In March 2015, the WHO’s International Agency for Research on Cancer (IARC) classified glyphosate as a ‘probable carcinogen’ based on ‘limited evidence’ in humans and ‘sufficient evidence’ in animals that glyphosate can cause cancer in humans. IARC has also found ‘strong evidence’ that glyphosate exhibits two characteristics associated with carcinogens, namely genotoxicity and the ability to induce oxidative stress.

In November 2015, the European Food Safety Agency (EFSA) arrived at the opposite conclusion. It stated that evidence in humans is ‘very limited’ and that there is ‘no evidence’ of carcinogenicity in animals. EFSA also dismissed the evidence of genotoxicity and oxidative stress. EFSA had access to at least three additional industry studies that IARC had not seen, and that José Tarazona, head of EFSA’s Pesticides Unit, described as “key” and “pivotal”.

However, 94 independent scientists – including 8 out of 17 members of the IARC Working Group – argue in a recent editorialthat: “Serious flaws in the scientific evaluation in the RAR incorrectly characterise the potential for a carcinogenic hazard from exposure to glyphosate.”

The EU Ombudsman has recently slammed the European Commission’s practice of accepting proof of a pesticide’s safety after its formal approval. She said the practice should be applied “restrictively” and only “where there is no risk that the conclusion on the safety of the active substance could be flawed”. Nonetheless, the European Commission has proposed to “submit confirmatory information as regards the absence of endocrine disrupting properties that may cause adverse effect in humans” by 1 August 2016, whereas the current EU approval runs out on 30 June 2016.
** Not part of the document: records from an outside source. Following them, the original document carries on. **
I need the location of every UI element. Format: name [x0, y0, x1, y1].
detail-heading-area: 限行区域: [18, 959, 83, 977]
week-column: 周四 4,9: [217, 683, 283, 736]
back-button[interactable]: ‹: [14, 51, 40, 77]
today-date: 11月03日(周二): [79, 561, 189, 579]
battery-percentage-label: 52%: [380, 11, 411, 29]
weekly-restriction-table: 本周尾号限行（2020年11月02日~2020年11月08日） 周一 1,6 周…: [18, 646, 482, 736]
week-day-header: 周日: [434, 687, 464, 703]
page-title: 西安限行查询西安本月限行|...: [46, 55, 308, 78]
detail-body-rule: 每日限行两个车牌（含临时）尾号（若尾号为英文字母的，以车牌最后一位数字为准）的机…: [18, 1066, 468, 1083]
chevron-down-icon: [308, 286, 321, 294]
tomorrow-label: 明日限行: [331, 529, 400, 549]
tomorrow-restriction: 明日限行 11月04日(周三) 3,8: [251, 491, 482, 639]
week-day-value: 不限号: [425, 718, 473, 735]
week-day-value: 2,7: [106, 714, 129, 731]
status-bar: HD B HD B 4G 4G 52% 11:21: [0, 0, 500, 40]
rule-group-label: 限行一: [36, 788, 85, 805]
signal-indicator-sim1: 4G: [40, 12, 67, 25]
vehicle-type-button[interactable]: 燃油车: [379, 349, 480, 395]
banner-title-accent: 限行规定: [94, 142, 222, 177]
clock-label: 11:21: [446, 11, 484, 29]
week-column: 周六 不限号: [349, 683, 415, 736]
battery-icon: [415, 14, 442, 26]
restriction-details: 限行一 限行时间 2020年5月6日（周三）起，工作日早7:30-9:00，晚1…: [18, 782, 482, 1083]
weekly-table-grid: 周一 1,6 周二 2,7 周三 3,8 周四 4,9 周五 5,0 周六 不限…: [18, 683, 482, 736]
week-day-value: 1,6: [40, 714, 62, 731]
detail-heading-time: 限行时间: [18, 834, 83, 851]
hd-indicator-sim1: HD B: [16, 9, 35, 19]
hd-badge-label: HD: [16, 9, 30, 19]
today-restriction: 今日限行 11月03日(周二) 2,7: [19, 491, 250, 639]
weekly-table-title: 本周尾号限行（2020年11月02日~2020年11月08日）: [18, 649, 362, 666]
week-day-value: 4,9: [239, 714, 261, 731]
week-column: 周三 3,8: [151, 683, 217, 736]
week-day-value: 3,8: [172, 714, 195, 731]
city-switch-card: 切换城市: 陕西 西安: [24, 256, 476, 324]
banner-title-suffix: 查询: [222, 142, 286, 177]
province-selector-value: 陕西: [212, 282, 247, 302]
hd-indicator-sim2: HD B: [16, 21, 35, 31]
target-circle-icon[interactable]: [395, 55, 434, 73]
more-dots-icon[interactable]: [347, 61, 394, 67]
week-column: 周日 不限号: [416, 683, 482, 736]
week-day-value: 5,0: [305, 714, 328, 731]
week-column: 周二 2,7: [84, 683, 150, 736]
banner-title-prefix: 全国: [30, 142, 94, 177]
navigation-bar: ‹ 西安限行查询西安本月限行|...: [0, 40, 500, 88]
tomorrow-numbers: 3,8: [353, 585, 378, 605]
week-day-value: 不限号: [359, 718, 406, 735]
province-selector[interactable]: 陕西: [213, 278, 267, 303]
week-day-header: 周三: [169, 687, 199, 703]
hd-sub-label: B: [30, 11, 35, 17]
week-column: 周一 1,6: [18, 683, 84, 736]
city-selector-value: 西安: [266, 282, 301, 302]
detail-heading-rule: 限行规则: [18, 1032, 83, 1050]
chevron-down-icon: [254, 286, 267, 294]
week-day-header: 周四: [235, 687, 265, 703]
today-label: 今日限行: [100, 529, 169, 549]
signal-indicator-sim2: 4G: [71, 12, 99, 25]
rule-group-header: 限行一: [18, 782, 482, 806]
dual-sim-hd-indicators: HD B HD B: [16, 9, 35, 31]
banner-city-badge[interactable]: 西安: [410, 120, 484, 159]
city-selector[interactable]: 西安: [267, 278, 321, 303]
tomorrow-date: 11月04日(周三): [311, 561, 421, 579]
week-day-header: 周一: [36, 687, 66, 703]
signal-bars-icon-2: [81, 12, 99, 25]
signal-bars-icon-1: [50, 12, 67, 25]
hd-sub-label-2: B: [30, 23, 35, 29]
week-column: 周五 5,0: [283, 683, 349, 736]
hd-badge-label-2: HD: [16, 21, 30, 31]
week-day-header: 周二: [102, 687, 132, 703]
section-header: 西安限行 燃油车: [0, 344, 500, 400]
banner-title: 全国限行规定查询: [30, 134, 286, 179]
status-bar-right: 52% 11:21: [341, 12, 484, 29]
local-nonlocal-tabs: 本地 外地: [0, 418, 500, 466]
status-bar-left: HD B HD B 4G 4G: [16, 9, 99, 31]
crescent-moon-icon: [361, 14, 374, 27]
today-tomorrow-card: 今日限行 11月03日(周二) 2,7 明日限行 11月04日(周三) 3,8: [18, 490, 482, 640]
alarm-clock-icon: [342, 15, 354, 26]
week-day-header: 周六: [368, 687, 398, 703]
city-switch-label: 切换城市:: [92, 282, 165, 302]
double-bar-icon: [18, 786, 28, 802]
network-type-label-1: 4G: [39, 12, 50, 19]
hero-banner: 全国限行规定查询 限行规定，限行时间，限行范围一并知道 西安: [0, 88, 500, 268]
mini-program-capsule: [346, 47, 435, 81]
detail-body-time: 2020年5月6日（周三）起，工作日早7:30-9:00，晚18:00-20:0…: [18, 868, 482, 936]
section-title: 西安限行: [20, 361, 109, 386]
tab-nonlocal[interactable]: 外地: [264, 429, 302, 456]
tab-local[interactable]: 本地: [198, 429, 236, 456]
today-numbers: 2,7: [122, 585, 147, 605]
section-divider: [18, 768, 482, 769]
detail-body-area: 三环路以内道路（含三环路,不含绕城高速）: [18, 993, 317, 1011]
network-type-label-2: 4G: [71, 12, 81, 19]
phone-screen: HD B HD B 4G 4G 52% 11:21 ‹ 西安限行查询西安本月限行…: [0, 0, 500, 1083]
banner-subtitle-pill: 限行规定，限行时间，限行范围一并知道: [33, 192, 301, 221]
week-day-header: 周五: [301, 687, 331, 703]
Glyphosate residues have been found in bread and beer, as well as human urine. EFSA has stated that existing monitoring efforts are insufficient to reliably measure glyphosate residue levels in food.
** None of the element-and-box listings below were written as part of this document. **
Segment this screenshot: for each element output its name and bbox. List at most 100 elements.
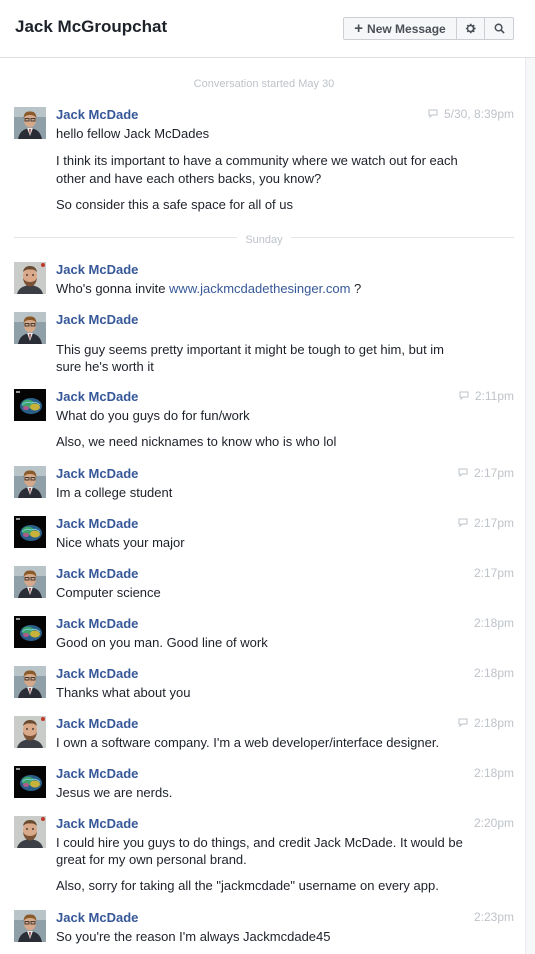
conversation-header: Jack McGroupchat + New Message (0, 0, 535, 58)
suit-portrait-icon (14, 666, 46, 698)
message-time: 2:18pm (473, 766, 514, 780)
avatar[interactable] (14, 262, 46, 294)
avatar[interactable] (14, 516, 46, 548)
message-time: 2:17pm (473, 566, 514, 580)
conversation-start-divider: Conversation started May 30 (14, 74, 514, 91)
seen-bubble-icon (458, 516, 468, 530)
message-text: Thanks what about you (56, 685, 191, 700)
message-text: I could hire you guys to do things, and … (56, 835, 463, 850)
gear-icon (465, 23, 476, 34)
seen-bubble-icon (459, 389, 469, 403)
message-text: Good on you man. Good line of work (56, 635, 268, 650)
search-button[interactable] (485, 18, 513, 39)
message-timestamp: 2:17pm (474, 566, 514, 580)
message-text: Jesus we are nerds. (56, 785, 173, 800)
sender-name[interactable]: Jack McDade (56, 107, 138, 122)
bearded-portrait-icon (14, 262, 46, 294)
message-text: So consider this a safe space for all of… (56, 197, 294, 212)
plus-icon: + (354, 20, 364, 37)
conversation-title: Jack McGroupchat (15, 17, 168, 36)
message-time: 2:17pm (473, 466, 514, 480)
sender-name[interactable]: Jack McDade (56, 766, 138, 781)
message-time: 2:18pm (473, 616, 514, 630)
message-timestamp: 2:17pm (458, 466, 514, 480)
bearded-portrait-icon (14, 816, 46, 848)
message-timestamp: 2:23pm (474, 910, 514, 924)
settings-button[interactable] (457, 18, 485, 39)
sunday-divider: Sunday (14, 230, 514, 247)
message-text: other and have each others backs, you kn… (56, 171, 322, 186)
suit-portrait-icon (14, 566, 46, 598)
message-time: 2:17pm (473, 516, 514, 530)
message-timestamp: 2:11pm (459, 389, 514, 403)
message-text: Nice whats your major (56, 535, 185, 550)
message-text: Im a college student (56, 485, 173, 500)
bearded-portrait-icon (14, 716, 46, 748)
header-toolbar: + New Message (343, 17, 514, 40)
new-message-button[interactable]: + New Message (344, 18, 457, 39)
message-time: 2:20pm (473, 816, 514, 830)
message-text: great for my own personal brand. (56, 852, 247, 867)
seen-bubble-icon (458, 466, 468, 480)
sender-name[interactable]: Jack McDade (56, 389, 138, 404)
avatar[interactable] (14, 466, 46, 498)
message-time: 2:18pm (473, 716, 514, 730)
message-text: This guy seems pretty important it might… (56, 342, 445, 357)
avatar[interactable] (14, 389, 46, 421)
avatar[interactable] (14, 566, 46, 598)
avatar[interactable] (14, 766, 46, 798)
new-message-label: New Message (367, 21, 446, 36)
avatar[interactable] (14, 666, 46, 698)
suit-portrait-icon (14, 466, 46, 498)
seen-bubble-icon (428, 107, 438, 121)
avatar[interactable] (14, 816, 46, 848)
sender-name[interactable]: Jack McDade (56, 816, 138, 831)
suit-portrait-icon (14, 312, 46, 344)
message-timestamp: 2:20pm (474, 816, 514, 830)
message-text-part: ? (350, 281, 362, 296)
sender-name[interactable]: Jack McDade (56, 466, 138, 481)
message-time: 2:23pm (473, 910, 514, 924)
avatar[interactable] (14, 616, 46, 648)
avatar[interactable] (14, 107, 46, 139)
message-text: sure he's worth it (56, 359, 154, 374)
avatar[interactable] (14, 716, 46, 748)
message-time: 2:18pm (473, 666, 514, 680)
message-text: So you're the reason I'm always Jackmcda… (56, 929, 331, 944)
message-text: hello fellow Jack McDades (56, 126, 210, 141)
conversation-start-label: Conversation started May 30 (185, 77, 343, 91)
sender-name[interactable]: Jack McDade (56, 666, 138, 681)
seen-bubble-icon (458, 716, 468, 730)
sender-name[interactable]: Jack McDade (56, 716, 138, 731)
sender-name[interactable]: Jack McDade (56, 262, 138, 277)
message-timestamp: 2:17pm (458, 516, 514, 530)
sender-name[interactable]: Jack McDade (56, 910, 138, 925)
brain-avatar-icon (14, 389, 46, 421)
message-time: 2:11pm (474, 389, 514, 403)
message-time: 5/30, 8:39pm (443, 107, 514, 121)
sender-name[interactable]: Jack McDade (56, 516, 138, 531)
message-timestamp: 2:18pm (458, 716, 514, 730)
suit-portrait-icon (14, 107, 46, 139)
message-text: I own a software company. I'm a web deve… (56, 735, 440, 750)
message-text: Also, sorry for taking all the "jackmcda… (56, 878, 439, 893)
sender-name[interactable]: Jack McDade (56, 616, 138, 631)
message-text-part: Who's gonna invite (56, 281, 170, 296)
scrollbar[interactable] (525, 58, 535, 954)
message-timestamp: 2:18pm (474, 616, 514, 630)
message-timestamp: 5/30, 8:39pm (428, 107, 514, 121)
message-link[interactable]: www.jackmcdadethesinger.com (169, 281, 350, 296)
avatar[interactable] (14, 910, 46, 942)
avatar[interactable] (14, 312, 46, 344)
brain-avatar-icon (14, 616, 46, 648)
sender-name[interactable]: Jack McDade (56, 566, 138, 581)
message-text: I think its important to have a communit… (56, 153, 458, 168)
suit-portrait-icon (14, 910, 46, 942)
message-text: Computer science (56, 585, 161, 600)
sender-name[interactable]: Jack McDade (56, 312, 138, 327)
message-text: Also, we need nicknames to know who is w… (56, 434, 337, 449)
message-text: Who's gonna invite www.jackmcdadethesing… (56, 280, 476, 298)
brain-avatar-icon (14, 766, 46, 798)
message-text: What do you guys do for fun/work (56, 408, 250, 423)
brain-avatar-icon (14, 516, 46, 548)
Widespread use of glyphosate has led to the emergence and spread of glyphosate-resistant weeds, causing farmers to spray additional herbicides. It can also “significantly increase the severity of various plant diseases, impair plant defense to pathogens and diseases, and immobilize soil and plant nutrients rendering them unavailable for plant use,” according to Johal and Huber, 2009. The scientists warned that “ignoring potential non-target detrimental side effects of any chemical, especially used as heavily as glyphosate, may have dire consequences for agriculture such as rendering soils infertile, crops non-productive, and plants less nutritious”.